Temos aqui um bom exemplo de como uma teoria da transformação envolve e manipula nossas experiências de sofrimento, tornando-nos mais passivos ou assujeitados.

Há gente que sofre calada e sozinha. Há outros que tornam sua insatisfação fonte e origem para a transformação de si ou do mundo. Há ainda aqueles que, no desprezo por seu próprio mal-estar, dedicam-se a explorar o sofrimento alheio.

Não faz muito que o Brasil constituiu uma nova valência política para o sofrimento, deslocando seu circuito de afetos do medo e da inveja, típicos da cultura de condomínio, para o ódio e a intolerância.

O investimento na indiferença e individualização do sofrimento é agora colhido na forma da violência. Reagimos a isso empobrecendo nossa imaginação política, apelando por mais e melhores leis, por instituições mais fortes e mais duras ou por líderes melhores e mais poderosos.

Há outra resposta possível.
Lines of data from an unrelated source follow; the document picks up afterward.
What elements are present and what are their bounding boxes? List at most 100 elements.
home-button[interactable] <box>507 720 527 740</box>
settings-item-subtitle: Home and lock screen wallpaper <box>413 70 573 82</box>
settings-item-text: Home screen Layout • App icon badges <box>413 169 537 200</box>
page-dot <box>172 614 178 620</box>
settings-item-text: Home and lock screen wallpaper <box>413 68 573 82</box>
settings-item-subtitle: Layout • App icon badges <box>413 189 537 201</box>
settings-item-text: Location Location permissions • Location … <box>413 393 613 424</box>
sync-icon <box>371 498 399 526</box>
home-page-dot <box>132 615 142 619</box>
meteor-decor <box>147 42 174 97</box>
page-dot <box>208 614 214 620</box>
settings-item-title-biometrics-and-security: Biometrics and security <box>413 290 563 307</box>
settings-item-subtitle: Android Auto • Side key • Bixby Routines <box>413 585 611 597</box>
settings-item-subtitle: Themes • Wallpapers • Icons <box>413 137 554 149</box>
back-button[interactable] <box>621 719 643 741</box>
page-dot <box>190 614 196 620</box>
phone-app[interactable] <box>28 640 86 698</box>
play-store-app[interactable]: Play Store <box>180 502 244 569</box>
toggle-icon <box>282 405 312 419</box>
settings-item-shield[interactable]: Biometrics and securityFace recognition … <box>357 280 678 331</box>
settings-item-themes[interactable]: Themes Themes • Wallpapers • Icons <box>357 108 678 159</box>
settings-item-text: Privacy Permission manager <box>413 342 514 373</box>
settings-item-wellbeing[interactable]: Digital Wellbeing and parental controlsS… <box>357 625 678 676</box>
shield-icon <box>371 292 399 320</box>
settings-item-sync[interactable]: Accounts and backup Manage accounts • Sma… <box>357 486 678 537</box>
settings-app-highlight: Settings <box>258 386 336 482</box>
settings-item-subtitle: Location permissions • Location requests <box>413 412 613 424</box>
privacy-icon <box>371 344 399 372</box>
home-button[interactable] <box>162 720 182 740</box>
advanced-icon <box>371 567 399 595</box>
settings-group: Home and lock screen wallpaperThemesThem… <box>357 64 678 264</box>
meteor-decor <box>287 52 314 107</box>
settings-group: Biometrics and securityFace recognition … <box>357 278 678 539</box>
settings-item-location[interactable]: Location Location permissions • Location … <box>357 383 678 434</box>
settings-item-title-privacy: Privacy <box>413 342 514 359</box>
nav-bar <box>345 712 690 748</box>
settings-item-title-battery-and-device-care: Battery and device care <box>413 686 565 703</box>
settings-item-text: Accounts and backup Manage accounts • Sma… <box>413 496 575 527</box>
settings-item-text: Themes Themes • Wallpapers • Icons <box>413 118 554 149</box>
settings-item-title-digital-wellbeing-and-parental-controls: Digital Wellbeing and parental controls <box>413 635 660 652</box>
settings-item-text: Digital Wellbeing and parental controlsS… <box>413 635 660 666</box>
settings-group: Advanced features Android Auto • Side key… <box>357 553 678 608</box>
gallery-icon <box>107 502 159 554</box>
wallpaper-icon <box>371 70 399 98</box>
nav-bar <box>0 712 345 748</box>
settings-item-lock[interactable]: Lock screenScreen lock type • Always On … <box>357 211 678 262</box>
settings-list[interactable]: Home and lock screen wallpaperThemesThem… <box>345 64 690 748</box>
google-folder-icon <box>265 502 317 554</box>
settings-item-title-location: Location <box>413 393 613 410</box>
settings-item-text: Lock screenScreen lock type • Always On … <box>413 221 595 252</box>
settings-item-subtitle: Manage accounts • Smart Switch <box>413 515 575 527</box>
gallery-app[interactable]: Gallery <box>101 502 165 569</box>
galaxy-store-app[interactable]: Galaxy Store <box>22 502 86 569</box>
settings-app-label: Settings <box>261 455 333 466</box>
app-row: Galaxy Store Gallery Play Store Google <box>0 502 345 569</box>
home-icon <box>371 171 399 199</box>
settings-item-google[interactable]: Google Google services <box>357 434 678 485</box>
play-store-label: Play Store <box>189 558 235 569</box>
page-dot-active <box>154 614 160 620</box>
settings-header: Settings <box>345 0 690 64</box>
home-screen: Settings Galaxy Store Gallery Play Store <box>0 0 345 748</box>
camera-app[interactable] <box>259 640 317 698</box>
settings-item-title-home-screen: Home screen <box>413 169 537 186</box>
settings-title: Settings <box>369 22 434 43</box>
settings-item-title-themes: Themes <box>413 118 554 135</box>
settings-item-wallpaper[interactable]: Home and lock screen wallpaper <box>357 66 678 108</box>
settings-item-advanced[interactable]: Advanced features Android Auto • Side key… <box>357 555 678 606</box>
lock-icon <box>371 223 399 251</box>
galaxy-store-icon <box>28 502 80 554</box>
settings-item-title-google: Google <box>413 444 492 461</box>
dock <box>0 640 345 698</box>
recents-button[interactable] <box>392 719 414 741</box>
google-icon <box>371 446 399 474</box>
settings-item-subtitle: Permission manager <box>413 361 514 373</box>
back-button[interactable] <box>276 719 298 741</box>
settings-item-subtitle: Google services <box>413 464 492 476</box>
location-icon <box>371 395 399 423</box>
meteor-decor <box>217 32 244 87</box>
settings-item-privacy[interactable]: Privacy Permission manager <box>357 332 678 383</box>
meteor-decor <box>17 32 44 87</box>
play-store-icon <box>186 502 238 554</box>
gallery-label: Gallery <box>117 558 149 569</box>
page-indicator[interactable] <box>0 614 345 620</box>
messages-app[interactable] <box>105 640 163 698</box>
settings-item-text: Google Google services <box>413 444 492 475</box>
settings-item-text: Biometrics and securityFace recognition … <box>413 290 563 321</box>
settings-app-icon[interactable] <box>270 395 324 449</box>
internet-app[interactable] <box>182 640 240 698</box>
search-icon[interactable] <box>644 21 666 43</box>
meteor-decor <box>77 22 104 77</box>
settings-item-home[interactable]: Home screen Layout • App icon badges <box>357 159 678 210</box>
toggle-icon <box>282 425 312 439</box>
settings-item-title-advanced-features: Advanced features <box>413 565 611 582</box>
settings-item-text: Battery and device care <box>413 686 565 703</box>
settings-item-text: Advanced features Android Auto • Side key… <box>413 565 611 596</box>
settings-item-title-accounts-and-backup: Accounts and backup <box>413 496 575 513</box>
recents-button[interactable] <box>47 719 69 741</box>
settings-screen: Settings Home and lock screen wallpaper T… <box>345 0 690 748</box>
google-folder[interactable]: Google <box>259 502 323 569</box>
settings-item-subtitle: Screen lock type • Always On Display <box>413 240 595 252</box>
Trata-se de advogar uma política menor, que começasse no cotidiano miúdo da recuperação da escuta e da fala e que seja capaz de reinventar a experiência da intimidade como partilha do desconhecido.

Um retorno desta paixão pela ignorância criadora tem como tarefa reverter a ascensão do novo irracionalismo brasileiro e sua alergia de arte, cultura e debate intelectual.

Contra a soberba dos convictos e a guerra das identidades que fermentam um fundamentalismo à brasileira é preciso uma retomada do comum.

Descobrir que o mais íntimo está fora de nós.

Lembrar que nossa identidade não é o último capital humano que nos resta.

Suspender a equação que nos faz pensar que o Estado é o dono do espaço público assim como o mercado é a única lei dos espaços privados.

Entre o desabrigo de um e a precarização do outro é necessária uma nova política para o sofrimento. Ela começa pelo reconhecimento do comum e da intimidade.

Diante do imperativo de felicidade e do conformismo de uma vida em estado de risco, exceção e sobrevivência é preciso levar mais a sério o potencial transformativo dos que sofrem. Reconhecer o fragmento de verdade que existe nas contradições de nossos desejos.

Podemos nos manter indiferentes diante da sua depressão, da sua hiperatividade, da sua anorexia. Desde que ela não aconteça na sua família, na sua escola ou na sua empresa. Desde que ela não atinja quem você ama, daí então perceberemos como o sofrimento nos faz comuns.

Esquecemos de ser “comuns” uns aos outros porque agora todos somos “alguém”. Alguém especial, diferenciado e cheio de talentos. Todos com exceção dos invisíveis e dos zumbis. Todos com exceção das mulheres seviciadas nos ônibus, dos marrons, gays, negros de periferia, craqueiros, desempregados, vítimas do Estado, jovens suicidas, vítimas do mercado, portadores de neurodiversidades, ribeirinhos desalojados por construções de hidroelétricas.

Pensando bem todos nós podemos entrar nesta lista.

Como dizia Lacan, o universal são as exceções. Mas o sofrimento não torna ninguém pior ou melhor por si mesmo. Ele não é desculpa nem mérito.

Consumidos por uma lógica judicialista, para a qual tudo é contrato e propriedade, só conhecemos vítimas e carrascos, senhores e escravos. Nos tornamos revolucionários indignados, purificadores de almas, alheias e próprias.

Mães de WhatsApp perseguindo filhos alheios. Pais protegendo seus filhos da nudez artística. Filhos para os quais todo o mal vem de fora. Todos unidos em torno da ideia de que a contrariedade é injustiça contra o consumidor.

Nossos pacientes queixam-se cada vez mais da rarefação da intimidade, da ausência da experiência comum, seja no amor seja na política.

Entre sofrer calado, sozinho e em pílulas ou reunir-se ao coro dos descontentes, indignados e purificadores precisamos de outra política para o sofrimento. Escolher o que fazer com seu sofrimento é uma escolha ética e também política.

** Este texto não reflete, necessariamente, a opinião do UOL.